DUBLIN – Could a recombinant human protein drug rejected by Glaxosmithkline plc in 2019 benefit patients with COVID-19 infection? Apeiron Biologics AG disclosed Wednesday Feb. 26 that an investigator-initiated pilot study of APN-01 is getting underway in Guangzhou, China. The drug, a recombinant form of human angiotensin-converting enzyme 2 (ACE2), was the subject of a 2010 license agreement potentially worth up to $329 million between London-based GSK and Vienna-based Apeiron.
GSK conducted two phase II trials, in acute lung injury or acute respiratory distress syndrome and in pulmonary arterial hypertension, as well as a phase I study in healthy volunteers to assess its effects on hypoxia after exercise. However, it dropped the drug in 2019 as part of a widespread cull of its respiratory disease pipeline.
Apeiron is dusting the drug off now because of a key finding reported by one of the first teams of scientists who responded to the SARS-CoV-2 outbreak in Wuhan. The group, led by Zheng-Li Shi, at the Wuhan Institute of Virology of the Chinese Academy of Sciences, was one of several to identify the novel coronavirus as the cause of the pneumonia outbreak in Wuhan, and it deposited three of the early genome sequences from which international groups have designed PCR tests that have kickstarted the global response to the outbreak.
Crucially, they also conducted virus infectivity studies using HeLa cells, expressing or not expressing ACE2 from humans, Chinese horseshoe bats, civet, pig and mouse. From those, they identified ACE2 from all of those species, with the expectation of mice, as the receptor SARS-CoV-2 uses to gain entry to cells. They also eliminated the possibility that SARS-CoV-2 can enter cells using two other known coronavirus receptors, aminopeptidase N and dipeptidyl peptidase 4. That work was published online in Nature on Feb. 3, 2020, in a paper, titled “A pneumonia outbreak associated with a new coronavirus of probable bat origin.”
The work is essential to understanding the pathophysiology of the current coronavirus, but it is no great surprise from a virology perspective. The coronavirus strain responsible for the 2002-2003 SARS outbreak, SARS-CoV, also employed ACE2 as a functional receptor to gain cellular entry, as a group led by Hyeryun Choe and Michael Farzan, who are both now based at Jupiter, Fla., campus of The Scripps Research Institute, reported in 2003. That study was also conducted using cellular infectivity assays.

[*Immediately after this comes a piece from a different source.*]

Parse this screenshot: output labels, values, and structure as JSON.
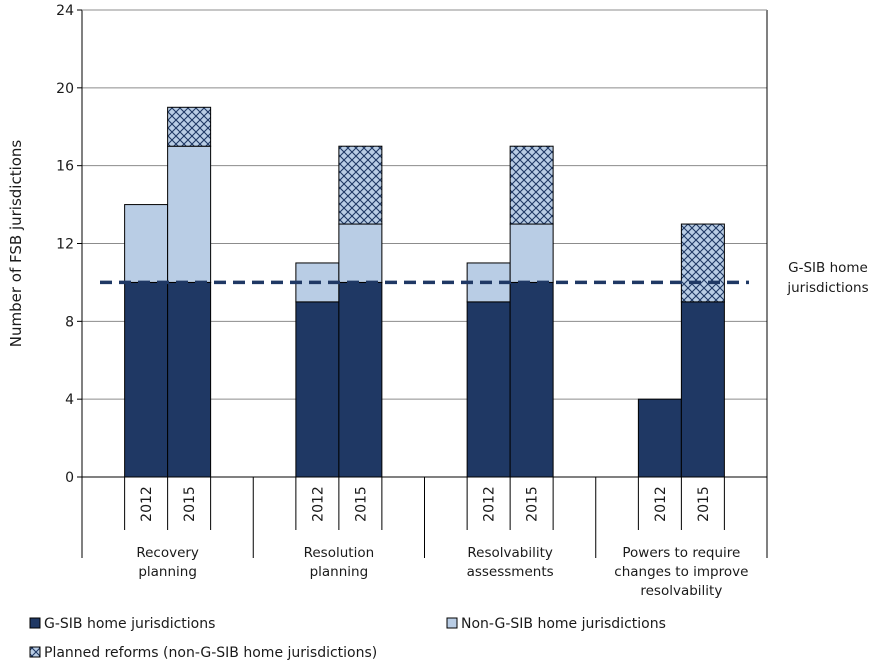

Apeiron’s scientific founder, Josef Penninger, scientific director of the Life Sciences Institute at the University of British Columbia, Vancouver, built on that work by demonstrating the role of ACE2 in vivo. His group in collaboration with Chengyu Jiang, of the Institute of Basic Medical Sciences, Chinese Academy of Medical Sciences & Peking Union Medical College, and other workers, reported in Nature Medicine in 2005 that injection of the SARS-CoV spike protein – which is essential for infectivity – worsened acute lung failure. The effect was reduced by blocking the renin-angiotensin pathway. At the same time, they also reported in Nature that ACE2 protected mice from severe acute lung failure in two different models.
However, the same compound, then called GSK-2586881, was found wanting in a pilot study in patients with acute lung injury or acute respiratory distress syndrome (ARDS). The trial was terminated after 39 of a planned 60 patients were treated, following a planned futility analysis. It had failed to demonstrate any improvement in physiological or clinical measures of ARDS, according to a report published online on Sept. 7, 2017, in Critical Care.
ARDS is, of course, not the same disease as COVID-19. Those in the earlier trial developed ARDS from a variety of causes, including pneumonia, sepsis, infection or aspiration, whereas the upcoming study will have a more homogeneous patient population. A big question is whether an intravenous infused biologic drug will have sufficient effects in the airways of infected patients. Although the biological activity of APN-01 might suggest it could act as a decoy receptor and prevent SARS-CoV-2 viruses from infecting the airway epithelia, its more likely role is its inactivation of angiotensin II and interruption of renin-angiotensin-system (Ras) signaling, which is broadly implicated in the pathology of acute lung injury.
The unblinded study will recruit 24 patients with severe SARS-CoV-2 infection, who will receive the drug for seven days in order to assess its effects on biological, physiological and clinical parameters. The trial will be overseen by Nanshan Zhong and Yimin Li, both of the Guangzhou Institute of Respiratory Health at Guangzhou Medical University, who will be supported Arthur Slutsky and Haibo Zhang, both of the University of Toronto, as well as Penninger. The data will feed into a go/no-go decision on undertaking a phase IIb trial in a larger group of patients.